Surtz's team moved to 1A the following year, and by leading wire-to-wire over Staunton's Lydia Roller, she managed to cap a strong sophomore campaign with a state championship. With a return now to Detweiller in 2021, and coming off the heels of a Detweiller at Dark championship, Surtz appears to be set for a 'repeat' title.
But a catch--she's not the defending champion in the truest sense at this classification. That would be Eureka senior Anna Perry, who pulled away from Surtz and Mabry Bruhn (Jr., Monticello) in the final stages to win the D1 Shazam title. Perry's progress has been more linear, improving from 81st at state her freshman year to 4th sophomore year, and finally 1st her junior year. Between last year's cross country and track seasons, Perry has considerably more momentum than Surtz, who was hampered by injury in spring 2021. Perry's 3200 effort at Metamora, a solo 10:45, represents the most impressive track performance of all 1A returners. The recent data suggest that of these two prior champions, it's Perry who may have the edge in her quest for a first-ever Detweiller individual title.
The next-best two-mile effort comes not from Surtz but Bruhn, who leads Monticello in a charge this year to catch powerful Winnebago. Bruhn, twice all-state last year in track and sporting 11:02/5:09 bests, was the third athlete across the line at Shazam. Even with the strong 1-2 in front of her, she does have a path towards an individual title with enough improvement. Perhaps it is the fourth returner from last year, junior Hailey Heiar (East Dubuque-Galena) that is the wild card of the bunch.

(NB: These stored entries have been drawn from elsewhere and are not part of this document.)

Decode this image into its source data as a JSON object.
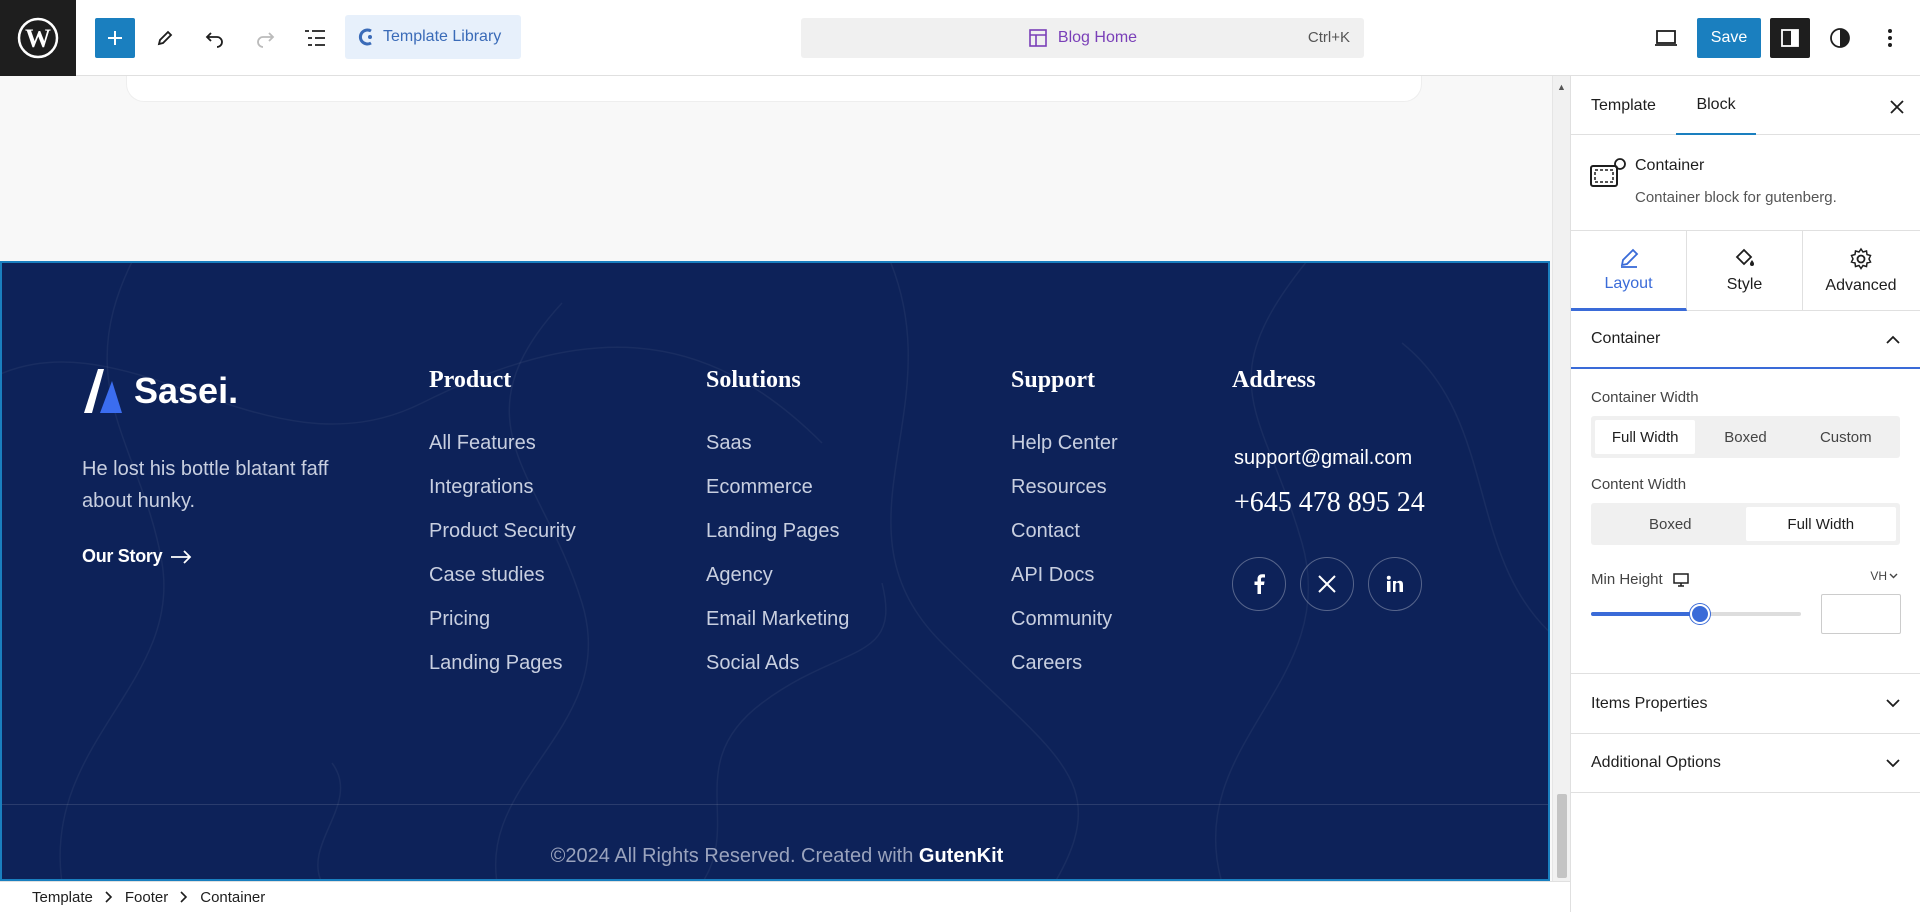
{
  "topbar": {
    "template_library_label": "Template Library",
    "document_title": "Blog Home",
    "command_shortcut": "Ctrl+K",
    "save_label": "Save"
  },
  "footer": {
    "brand_name": "Sasei.",
    "tagline": "He lost his bottle blatant faff about hunky.",
    "our_story_label": "Our Story",
    "columns": [
      {
        "heading": "Product",
        "items": [
          "All Features",
          "Integrations",
          "Product Security",
          "Case studies",
          "Pricing",
          "Landing Pages"
        ]
      },
      {
        "heading": "Solutions",
        "items": [
          "Saas",
          "Ecommerce",
          "Landing Pages",
          "Agency",
          "Email Marketing",
          "Social Ads"
        ]
      },
      {
        "heading": "Support",
        "items": [
          "Help Center",
          "Resources",
          "Contact",
          "API Docs",
          "Community",
          "Careers"
        ]
      }
    ],
    "address": {
      "heading": "Address",
      "email": "support@gmail.com",
      "phone": "+645 478 895 24"
    },
    "copyright_prefix": "©2024 All Rights Reserved. Created with ",
    "copyright_brand": "GutenKit"
  },
  "breadcrumb": [
    "Template",
    "Footer",
    "Container"
  ],
  "sidebar": {
    "tabs": [
      "Template",
      "Block"
    ],
    "block_name": "Container",
    "block_description": "Container block for gutenberg.",
    "inner_tabs": [
      "Layout",
      "Style",
      "Advanced"
    ],
    "panel_title": "Container",
    "container_width_label": "Container Width",
    "container_width_options": [
      "Full Width",
      "Boxed",
      "Custom"
    ],
    "content_width_label": "Content Width",
    "content_width_options": [
      "Boxed",
      "Full Width"
    ],
    "min_height_label": "Min Height",
    "min_height_unit": "VH",
    "min_height_slider_fraction": 0.52,
    "sections": [
      "Items Properties",
      "Additional Options"
    ]
  },
  "colors": {
    "accent": "#1a7fbf",
    "footer_bg": "#0d2259",
    "panel_accent": "#3a6bd8"
  }
}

In her first cross country season, Heiar improved from 21:21 on September 12 to 17:49 on October 15, and eventually finishing 4th at Shazam. The progression continued for Heiar through the track season, eventually achieving bests of 11:06/5:11, and logging her first official all-state slot by finishing 6th in the 2A 3200. Counting Heiar on the outside of the top group would be foolish given the enormous improvement she has shown over the previous calendar year.
These four athletes all shared a 2A track assignment in common, which opened the door for Carly Manchester (Sr., Elmhurst (IC Catholic)) to post the best 3200 time of 2021 in 1A. When Manchester faltered in the 3200, it was Eris Nelson of team champion Belleville (Althoff Catholic) who stole the show, first by running second in the 3200, and then doubling back in the 1600 for second again. Nelson's heroic effort bolstered both Althoff Catholic from trophy contender to champion and herself into the elite realm of individuals for this year. Also in front of Manchester in Charleston was Julia Wolke (Sr., Arlington Heights (Christian Liberty Academy)), who had an off-race at Shazam but was sharpened throughout the season by frequent competition against 3A individuals. Wolke, who has run without teammates for three years, will be especially motivated to put a cap on a unique individual career at the 1A level.
A host of other athletes lay claim to top-5 consideration. Kate Ahmari (Jr., Urbana (University)) just missed all-state in cross country her freshman year, finished sixth at Shazam, and nearly finished double all-state in track (5th in 3200, 11th in 1600). As they have done in the last couple of years, Winnebago brings several individuals into the fold at the top. Look most closely for Grace Erb (Jr.), Kaylee Woolery (Jr.), and Marissa Roggensack (Jr.) to find scoring opportunities in the single digits for 'Bago.